One of Selene’s most significant specs is it can deliver more than 1 exaflops of AI performance.

These results are critical at a time when AI and analytics are becoming part of the new requirements for scientific computing.

Around the world, researchers are using deep learning and data analytics to predict the most fruitful areas for conducting experiments. The approach reduces the number of costly and time-consuming experiments researchers require, accelerating scientific results.

For example, six systems not yet on the TOP500 list are being built today with the A100 GPUs NVIDIA launched last month. They’ll accelerate a blend of HPC and AI that’s defining a new era in science.

TOP500 Expands Canvas for Scientific Computing

One of those systems is at Argonne National Laboratory, where researchers will use a cluster of 24 NVIDIA DGX A100 systems to scan billions of drugs in the search for treatments for COVID-19.

“Much of this work is hard to simulate on a computer, so we use AI to intelligently guide where and when we will sample next,” said Arvind Ramanathan, a computational biologist at Argonne, in a report on the first users of A100 GPUs.

AI, data analytics and edge streaming are redefining scientific computing.

For its part, NERSC (the U.S. National Energy Research Scientific Computing Center) is embracing AI for several projects targeting Perlmutter, its pre-exascale system packing 6,200 A100 GPUs.

For example, one project will use reinforcement learning to control light source experiments, and one will apply generative models to reproduce expensive simulations at high-energy physics detectors.

Researchers in Munich are training natural-language models on 6,000 GPUs on the Summit supercomputer to speed the analysis of coronavirus proteins. It’s another sign that leading TOP500 systems are extending beyond traditional simulations run with double-precision math.

As scientists expand into deep learning and analytics, they’re also tapping into cloud computing services and even streaming data from remote instruments at the edge of the network.
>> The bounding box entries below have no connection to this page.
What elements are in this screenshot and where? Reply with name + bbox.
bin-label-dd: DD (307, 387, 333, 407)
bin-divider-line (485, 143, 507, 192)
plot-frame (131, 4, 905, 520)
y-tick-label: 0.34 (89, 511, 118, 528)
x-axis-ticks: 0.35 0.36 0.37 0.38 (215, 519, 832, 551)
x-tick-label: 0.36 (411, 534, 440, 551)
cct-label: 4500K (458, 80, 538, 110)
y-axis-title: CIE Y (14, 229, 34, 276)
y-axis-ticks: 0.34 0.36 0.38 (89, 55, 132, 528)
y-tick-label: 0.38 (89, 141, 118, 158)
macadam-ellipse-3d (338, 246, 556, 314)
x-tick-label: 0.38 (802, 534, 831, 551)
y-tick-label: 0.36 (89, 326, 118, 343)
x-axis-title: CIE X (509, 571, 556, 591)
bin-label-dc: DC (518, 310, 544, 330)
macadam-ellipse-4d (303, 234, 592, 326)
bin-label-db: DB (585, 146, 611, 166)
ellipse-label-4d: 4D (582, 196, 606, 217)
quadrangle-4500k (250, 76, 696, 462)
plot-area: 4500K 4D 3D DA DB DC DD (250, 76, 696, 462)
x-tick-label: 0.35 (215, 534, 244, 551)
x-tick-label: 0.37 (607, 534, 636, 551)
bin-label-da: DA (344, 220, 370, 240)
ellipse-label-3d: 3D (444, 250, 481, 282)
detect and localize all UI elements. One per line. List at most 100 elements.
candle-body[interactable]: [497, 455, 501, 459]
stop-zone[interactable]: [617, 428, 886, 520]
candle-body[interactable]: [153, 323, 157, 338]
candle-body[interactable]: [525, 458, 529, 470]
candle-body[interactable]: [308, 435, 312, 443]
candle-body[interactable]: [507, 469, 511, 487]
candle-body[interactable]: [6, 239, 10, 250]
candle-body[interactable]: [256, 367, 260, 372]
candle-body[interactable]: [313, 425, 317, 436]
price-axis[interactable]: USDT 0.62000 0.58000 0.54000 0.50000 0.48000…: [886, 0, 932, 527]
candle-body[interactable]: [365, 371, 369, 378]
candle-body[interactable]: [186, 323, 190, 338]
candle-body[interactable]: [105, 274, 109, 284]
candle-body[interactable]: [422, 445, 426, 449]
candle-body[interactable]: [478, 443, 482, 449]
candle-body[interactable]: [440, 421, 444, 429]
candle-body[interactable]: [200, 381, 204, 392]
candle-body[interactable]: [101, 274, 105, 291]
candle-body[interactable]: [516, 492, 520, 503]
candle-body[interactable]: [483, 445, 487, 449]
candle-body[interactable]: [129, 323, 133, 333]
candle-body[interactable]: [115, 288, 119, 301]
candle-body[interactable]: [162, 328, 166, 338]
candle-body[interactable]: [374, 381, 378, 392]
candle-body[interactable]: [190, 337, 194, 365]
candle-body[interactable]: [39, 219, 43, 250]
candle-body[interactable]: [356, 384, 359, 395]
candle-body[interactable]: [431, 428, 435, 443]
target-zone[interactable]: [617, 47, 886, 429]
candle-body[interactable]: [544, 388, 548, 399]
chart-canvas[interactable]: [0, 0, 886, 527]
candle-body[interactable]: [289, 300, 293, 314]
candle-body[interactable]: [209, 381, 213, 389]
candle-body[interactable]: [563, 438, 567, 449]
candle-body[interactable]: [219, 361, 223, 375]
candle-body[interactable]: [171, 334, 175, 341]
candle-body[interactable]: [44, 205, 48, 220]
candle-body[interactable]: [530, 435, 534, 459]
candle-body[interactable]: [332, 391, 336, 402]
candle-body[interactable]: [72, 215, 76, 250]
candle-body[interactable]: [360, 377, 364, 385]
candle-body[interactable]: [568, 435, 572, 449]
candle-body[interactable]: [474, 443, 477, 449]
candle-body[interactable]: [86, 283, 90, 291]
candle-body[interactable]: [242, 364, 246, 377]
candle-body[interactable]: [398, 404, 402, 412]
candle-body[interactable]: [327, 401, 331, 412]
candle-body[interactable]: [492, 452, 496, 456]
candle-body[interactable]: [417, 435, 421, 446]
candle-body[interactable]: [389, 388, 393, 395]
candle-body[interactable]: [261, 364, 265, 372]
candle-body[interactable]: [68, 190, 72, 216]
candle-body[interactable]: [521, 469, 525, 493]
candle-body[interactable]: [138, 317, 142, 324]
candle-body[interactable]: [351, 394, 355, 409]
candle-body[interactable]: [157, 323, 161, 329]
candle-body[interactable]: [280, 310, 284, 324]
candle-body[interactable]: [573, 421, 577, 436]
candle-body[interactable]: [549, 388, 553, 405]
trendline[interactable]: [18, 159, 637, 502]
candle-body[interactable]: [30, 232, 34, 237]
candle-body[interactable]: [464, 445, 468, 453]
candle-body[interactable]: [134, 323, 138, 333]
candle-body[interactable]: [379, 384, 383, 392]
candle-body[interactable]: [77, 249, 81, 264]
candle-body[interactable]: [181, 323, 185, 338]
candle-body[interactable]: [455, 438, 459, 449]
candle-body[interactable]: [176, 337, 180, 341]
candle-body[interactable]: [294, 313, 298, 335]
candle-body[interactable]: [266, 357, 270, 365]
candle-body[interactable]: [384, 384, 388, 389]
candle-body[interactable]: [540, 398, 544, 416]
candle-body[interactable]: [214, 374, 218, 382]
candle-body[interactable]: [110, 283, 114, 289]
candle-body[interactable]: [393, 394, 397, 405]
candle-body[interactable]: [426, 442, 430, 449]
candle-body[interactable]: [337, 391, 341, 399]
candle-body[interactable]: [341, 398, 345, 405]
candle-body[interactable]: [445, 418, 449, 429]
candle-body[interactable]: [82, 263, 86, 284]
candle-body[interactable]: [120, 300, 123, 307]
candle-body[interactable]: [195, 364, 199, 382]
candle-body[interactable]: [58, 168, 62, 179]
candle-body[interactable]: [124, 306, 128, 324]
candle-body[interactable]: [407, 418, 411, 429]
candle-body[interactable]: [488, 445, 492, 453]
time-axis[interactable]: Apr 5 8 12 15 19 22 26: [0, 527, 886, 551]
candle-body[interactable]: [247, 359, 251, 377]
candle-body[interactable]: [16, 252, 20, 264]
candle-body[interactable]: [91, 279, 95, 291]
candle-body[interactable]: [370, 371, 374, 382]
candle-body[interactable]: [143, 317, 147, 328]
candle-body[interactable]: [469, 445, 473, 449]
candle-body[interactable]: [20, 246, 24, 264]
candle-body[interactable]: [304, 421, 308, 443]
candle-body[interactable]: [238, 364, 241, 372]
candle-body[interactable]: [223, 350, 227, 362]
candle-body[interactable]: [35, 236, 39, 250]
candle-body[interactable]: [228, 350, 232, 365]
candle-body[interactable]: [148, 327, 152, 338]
Together these elements form four pillars of modern scientific computing that NVIDIA accelerates:

It’s part of a broader trend where both researchers and enterprises are seeking acceleration for AI and analytics from the cloud to the network’s edge. That’s why the world’s largest cloud service providers along with the world’s top OEMs are adopting NVIDIA GPUs.

In this way, the latest TOP500 list reflects NVIDIA’s efforts to democratize AI and HPC. Any company that wants to build leadership computing capabilities can access NVIDIA technologies such as DGX systems that power the world’s most powerful systems.

Finally, NVIDIA congratulates the engineers behind the Fugaku supercomputer in Japan for taking the No. 1 spot, showing Arm is becoming more real and now a viable option in high performance computing. That’s one reason why NVIDIA announced a year ago it’s making its CUDA accelerated computing software available on the Arm processor architecture.

Editor’s note: This post has been updated to remove a reference to a preliminary benchmark.